The community’s treatment facility, which Hart says has counselled over 100 families, also suffers from a shortage of funds.

In a statement issued to CTV News Wednesday, Canada’s Minister of Indigenous Affairs Seamus O’Regansaid he has spoken with Hart regarding the situation in Sheshatshiu and is working closely with community leaders to provide immediate assistance.

“We are deeply concerned by the situation in Sheshatshiu First Nation. The loss of life from suicide is a tragedy beyond measure,” read the statement.

“We are working closely with community leadership, the Government of Newfoundland and Labrador, and all partners to ensure that immediate, enhanced mental health supports are available for as long as they are needed.”

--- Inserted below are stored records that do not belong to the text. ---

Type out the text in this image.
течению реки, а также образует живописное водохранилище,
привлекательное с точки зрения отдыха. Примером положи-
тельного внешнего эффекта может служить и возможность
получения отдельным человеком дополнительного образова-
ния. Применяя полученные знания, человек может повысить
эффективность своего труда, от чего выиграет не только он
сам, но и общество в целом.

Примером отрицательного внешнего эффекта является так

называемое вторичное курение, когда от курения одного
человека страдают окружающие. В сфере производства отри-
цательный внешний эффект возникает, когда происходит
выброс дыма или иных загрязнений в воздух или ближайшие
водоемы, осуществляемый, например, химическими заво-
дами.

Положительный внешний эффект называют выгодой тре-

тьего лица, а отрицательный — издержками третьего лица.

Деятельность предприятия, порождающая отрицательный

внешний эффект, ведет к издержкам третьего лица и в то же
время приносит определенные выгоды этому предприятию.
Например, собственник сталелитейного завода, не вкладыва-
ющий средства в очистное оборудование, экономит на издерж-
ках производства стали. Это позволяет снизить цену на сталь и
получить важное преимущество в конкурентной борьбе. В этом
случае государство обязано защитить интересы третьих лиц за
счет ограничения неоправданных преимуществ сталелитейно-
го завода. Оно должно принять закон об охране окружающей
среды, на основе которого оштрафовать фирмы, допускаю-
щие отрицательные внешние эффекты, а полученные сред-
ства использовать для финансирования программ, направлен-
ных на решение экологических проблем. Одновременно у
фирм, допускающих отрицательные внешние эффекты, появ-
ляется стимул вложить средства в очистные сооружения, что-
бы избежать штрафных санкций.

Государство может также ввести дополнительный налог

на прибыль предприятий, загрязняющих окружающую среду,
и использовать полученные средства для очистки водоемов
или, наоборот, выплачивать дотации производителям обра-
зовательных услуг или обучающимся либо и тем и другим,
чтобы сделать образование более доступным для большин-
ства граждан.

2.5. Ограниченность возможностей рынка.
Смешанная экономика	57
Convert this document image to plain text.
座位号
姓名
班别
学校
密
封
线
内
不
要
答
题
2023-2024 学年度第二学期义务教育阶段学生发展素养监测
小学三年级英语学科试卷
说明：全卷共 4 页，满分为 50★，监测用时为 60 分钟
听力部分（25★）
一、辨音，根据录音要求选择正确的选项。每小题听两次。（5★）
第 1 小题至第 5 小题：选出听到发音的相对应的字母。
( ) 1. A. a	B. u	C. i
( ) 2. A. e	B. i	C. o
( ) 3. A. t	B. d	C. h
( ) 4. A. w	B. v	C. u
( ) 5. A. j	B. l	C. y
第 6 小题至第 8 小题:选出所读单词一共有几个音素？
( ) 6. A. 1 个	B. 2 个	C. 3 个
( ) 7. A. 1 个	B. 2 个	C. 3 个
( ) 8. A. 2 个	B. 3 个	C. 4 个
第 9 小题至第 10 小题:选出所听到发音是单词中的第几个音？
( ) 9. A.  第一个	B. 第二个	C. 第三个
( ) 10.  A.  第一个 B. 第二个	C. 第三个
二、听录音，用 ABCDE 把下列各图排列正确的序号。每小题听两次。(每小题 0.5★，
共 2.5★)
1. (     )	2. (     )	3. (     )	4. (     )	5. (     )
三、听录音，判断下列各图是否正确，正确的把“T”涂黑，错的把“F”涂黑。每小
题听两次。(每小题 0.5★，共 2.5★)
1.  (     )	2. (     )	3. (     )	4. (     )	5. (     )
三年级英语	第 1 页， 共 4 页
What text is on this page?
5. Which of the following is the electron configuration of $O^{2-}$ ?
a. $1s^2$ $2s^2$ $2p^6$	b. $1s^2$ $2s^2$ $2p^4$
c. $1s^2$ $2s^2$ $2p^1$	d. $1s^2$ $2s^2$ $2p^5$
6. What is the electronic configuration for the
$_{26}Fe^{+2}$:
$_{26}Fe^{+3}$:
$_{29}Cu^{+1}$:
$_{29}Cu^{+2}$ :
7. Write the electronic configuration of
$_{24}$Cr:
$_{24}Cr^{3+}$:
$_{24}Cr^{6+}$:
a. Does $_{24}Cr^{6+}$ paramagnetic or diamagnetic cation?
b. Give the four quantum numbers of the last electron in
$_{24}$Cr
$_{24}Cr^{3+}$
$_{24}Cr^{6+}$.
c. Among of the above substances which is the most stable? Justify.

That support includes 10 youth outreach workers, four security professionals, a mental health counsellor, a psychiatric nurse, and cultural supports provided by Indigenous Services Canada (ISC).

The ISC has also provided a list of mental health providers, available through ISC’s Non-Insured Health Benefits Program, which will be available to the community over the next three days.

The Hope for Wellness Help Line will also provide immediate telephone crisis intervention counselling support for all Indigenous Peoples, 24 hours a day, seven days a week. The help line can be reached at 1-855-242-3310.

Premier Dwight Ball also spoke with Hart about providing additional resources, noting that two social workers from the Labrador-Grenfell health authority have been providing counselling in the community since Saturday.

‘I always have hope for my people’

A study published in the American Journal of Public Health in 2016 found disproportionately high suicide rates among Indigenous people in Labrador. The study found suicide rates were 14 times higher for Innu people in Labrador compared to non-Indigenous rates in Newfoundland.

Nationally, suicide rates among First Nations people, Métis and Inuit remain significantly higher than the rate among non-Indigenous people.

According to Statistics Canada, the suicide rate among First Nations people is three times higher than the rate among non-Indigenous people.

But Hart says he has hope for the people of Sheshatshiu First Nation.

“I always have hope for my people. The important part is that you are there for your people around the clock, whenever they need you,” he said, noting that elders shouldn’t be left out of conversations about suicide prevention.

“When you speak about suicide it varies from different ages. Yes, it’s important for the youth to be heard, but we need more funding to get the activities constantly continuing on in our daily lives.”